An NonoFurbus: Auf Eurosport (wie auch die meisten Spiele davor). Ich muss auch sagen, dass ich vor der Rugby-WM großer Fußball-Fan gewesen bin und die Rugby-Regeln kaum kannte. Inzwischen finde ich Rugby viel packender und interessanter als Fußball. Mir gefällt auch gut, dass es beim Rugby bei aller Härte viel fairer als beim Fußball zugeht.
Kaygeebee 31.10.2015
4.
Zitat von NonoFurbusJa, ich bin auch jedesmal fasziniert von dieser tollen Männersportart! Wo kann man das Spiel denn in Deutschland sehen?

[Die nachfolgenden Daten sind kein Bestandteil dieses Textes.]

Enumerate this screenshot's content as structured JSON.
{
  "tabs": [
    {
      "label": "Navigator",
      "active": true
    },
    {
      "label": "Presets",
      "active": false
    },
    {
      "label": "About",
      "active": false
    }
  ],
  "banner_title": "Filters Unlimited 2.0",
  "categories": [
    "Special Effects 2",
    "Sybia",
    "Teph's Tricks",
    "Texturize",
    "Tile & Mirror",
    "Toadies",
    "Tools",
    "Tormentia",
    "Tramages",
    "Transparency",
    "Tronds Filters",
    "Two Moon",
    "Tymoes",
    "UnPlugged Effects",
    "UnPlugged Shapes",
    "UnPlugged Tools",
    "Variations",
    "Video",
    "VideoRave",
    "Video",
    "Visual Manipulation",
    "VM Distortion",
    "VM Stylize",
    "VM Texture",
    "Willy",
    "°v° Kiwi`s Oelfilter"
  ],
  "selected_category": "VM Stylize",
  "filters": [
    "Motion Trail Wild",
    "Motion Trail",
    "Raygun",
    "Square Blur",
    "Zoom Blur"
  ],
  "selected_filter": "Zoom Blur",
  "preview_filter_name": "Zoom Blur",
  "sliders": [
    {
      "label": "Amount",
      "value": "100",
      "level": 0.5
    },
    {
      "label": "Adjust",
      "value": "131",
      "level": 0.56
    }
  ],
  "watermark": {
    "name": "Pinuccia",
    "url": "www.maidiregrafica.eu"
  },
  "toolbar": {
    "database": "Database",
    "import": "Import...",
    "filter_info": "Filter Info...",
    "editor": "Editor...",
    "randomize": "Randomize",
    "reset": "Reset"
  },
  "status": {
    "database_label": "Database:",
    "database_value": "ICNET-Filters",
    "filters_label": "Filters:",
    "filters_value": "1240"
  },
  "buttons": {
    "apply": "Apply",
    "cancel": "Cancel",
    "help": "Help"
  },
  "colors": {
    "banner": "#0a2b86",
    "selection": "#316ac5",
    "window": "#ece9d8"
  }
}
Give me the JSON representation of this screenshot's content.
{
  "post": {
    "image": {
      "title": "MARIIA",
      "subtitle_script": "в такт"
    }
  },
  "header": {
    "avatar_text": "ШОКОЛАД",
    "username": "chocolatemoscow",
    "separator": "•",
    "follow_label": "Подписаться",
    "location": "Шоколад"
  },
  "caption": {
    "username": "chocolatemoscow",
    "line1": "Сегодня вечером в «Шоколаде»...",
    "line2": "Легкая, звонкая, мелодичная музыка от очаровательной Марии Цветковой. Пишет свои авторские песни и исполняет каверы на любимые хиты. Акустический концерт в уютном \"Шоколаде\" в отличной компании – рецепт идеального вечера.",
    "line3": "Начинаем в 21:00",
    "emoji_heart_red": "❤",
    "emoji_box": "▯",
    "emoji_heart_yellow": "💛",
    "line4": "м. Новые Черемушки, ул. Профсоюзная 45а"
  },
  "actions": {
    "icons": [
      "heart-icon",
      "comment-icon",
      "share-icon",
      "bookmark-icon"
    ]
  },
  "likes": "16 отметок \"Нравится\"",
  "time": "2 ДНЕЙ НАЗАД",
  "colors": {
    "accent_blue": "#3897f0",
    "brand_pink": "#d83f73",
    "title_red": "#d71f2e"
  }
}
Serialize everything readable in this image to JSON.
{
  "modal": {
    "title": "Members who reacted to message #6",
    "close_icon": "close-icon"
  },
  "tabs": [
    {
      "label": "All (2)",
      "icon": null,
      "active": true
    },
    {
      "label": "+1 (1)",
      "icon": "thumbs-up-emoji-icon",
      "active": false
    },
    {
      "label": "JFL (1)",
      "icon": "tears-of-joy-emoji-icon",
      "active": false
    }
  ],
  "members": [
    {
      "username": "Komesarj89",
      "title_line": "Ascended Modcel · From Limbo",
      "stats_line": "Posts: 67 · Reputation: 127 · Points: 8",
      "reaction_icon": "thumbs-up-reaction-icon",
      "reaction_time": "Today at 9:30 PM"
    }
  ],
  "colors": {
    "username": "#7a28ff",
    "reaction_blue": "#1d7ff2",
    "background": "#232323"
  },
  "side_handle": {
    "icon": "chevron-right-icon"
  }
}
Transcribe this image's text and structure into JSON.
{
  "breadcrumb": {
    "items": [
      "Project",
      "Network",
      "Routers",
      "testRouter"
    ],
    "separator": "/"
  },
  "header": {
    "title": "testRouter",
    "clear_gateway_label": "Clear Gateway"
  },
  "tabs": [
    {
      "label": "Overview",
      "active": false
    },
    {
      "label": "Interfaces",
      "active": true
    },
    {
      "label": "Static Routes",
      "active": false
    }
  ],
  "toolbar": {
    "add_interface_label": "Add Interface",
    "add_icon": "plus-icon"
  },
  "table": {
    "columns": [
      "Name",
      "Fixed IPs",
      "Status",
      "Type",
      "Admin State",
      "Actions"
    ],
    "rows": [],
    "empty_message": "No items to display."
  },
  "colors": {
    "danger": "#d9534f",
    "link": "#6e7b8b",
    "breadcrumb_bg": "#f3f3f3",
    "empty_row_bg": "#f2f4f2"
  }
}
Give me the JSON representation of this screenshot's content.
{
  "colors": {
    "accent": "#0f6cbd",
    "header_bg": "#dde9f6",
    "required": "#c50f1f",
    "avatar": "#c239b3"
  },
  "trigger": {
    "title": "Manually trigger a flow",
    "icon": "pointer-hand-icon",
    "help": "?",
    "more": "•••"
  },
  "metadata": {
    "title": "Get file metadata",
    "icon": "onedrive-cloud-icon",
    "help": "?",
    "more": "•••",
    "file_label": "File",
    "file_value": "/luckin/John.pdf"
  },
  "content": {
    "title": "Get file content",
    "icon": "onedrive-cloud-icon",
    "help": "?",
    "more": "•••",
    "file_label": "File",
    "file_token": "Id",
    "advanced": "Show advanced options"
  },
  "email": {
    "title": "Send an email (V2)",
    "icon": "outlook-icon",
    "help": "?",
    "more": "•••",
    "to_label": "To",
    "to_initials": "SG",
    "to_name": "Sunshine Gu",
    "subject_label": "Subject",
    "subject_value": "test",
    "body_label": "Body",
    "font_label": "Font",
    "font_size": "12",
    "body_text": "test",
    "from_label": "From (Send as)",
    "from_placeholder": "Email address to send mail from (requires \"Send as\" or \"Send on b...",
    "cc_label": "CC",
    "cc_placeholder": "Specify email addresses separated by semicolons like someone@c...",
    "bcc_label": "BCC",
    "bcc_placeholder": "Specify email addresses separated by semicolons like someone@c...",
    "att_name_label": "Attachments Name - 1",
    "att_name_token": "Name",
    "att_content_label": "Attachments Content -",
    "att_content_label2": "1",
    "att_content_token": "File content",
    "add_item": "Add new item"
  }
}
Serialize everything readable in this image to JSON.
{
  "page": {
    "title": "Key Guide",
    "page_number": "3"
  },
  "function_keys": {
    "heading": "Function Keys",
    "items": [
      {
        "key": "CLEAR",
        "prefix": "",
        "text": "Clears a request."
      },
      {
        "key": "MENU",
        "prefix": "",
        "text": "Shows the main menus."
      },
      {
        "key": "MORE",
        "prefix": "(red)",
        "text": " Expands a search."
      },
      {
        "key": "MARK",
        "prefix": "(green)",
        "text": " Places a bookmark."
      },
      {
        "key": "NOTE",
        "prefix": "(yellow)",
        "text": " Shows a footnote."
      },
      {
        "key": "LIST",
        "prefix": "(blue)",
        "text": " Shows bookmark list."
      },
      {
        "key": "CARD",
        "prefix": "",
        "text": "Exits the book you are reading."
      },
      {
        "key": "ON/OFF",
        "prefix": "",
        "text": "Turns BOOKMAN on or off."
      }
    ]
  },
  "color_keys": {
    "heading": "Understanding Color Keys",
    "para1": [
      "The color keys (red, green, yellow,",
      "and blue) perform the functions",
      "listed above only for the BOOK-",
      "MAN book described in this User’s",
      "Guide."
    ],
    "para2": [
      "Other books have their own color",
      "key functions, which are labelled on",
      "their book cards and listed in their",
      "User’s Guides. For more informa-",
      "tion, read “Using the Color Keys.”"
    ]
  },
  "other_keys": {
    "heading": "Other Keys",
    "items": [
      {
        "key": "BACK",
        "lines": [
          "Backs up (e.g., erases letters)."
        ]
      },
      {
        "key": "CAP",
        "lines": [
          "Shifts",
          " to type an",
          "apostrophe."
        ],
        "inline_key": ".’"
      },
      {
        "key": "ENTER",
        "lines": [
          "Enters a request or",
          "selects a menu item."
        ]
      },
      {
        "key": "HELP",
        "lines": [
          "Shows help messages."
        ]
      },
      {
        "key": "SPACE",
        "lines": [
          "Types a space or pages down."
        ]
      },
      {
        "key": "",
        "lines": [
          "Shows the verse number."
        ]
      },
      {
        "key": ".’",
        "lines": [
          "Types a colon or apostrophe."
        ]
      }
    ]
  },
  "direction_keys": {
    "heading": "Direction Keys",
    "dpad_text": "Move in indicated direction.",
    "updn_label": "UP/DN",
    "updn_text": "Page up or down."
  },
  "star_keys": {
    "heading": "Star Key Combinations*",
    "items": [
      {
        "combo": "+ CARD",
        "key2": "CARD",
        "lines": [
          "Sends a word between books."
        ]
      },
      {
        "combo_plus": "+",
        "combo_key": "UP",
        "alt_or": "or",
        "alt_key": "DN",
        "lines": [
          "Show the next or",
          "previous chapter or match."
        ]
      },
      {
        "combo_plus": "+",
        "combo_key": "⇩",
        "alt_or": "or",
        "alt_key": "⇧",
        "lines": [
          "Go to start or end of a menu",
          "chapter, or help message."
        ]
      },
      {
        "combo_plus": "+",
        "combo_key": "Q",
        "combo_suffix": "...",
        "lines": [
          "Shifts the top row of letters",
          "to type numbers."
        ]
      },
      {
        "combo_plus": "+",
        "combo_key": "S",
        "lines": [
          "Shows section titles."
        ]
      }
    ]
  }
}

Ich glaube auf Eurosport. Der Sender läuft bei uns im Fitnesscenter und da wird auch die Rugby WM gezeigt. Wofür ich auch dankbar bin, denn so langweilige Sportarten wie Tennis oder Billiard oder Pool oder was auch immer (ist das überhaupt ein Sport? Dann könnte man auch Bierpong zur Sportart ernennen) sind auf Dauer nicht zu ertragen. Bei Rugby passiert zumindest mal was und es spielen echte Männer. Keine theatralischen Mimosen, welche Verletzungen vortäuschen und sich fünf Minuten auf dem Boden in Fötusstellung wälzen, weil sie mal gestolpert sind.
NonoFurbus 31.10.2015
5. Toller Sport
ema: danke, wußte ich nicht! Habe die Spiele nachträglich bei YouTube geschaut. Live ist natürlich besser!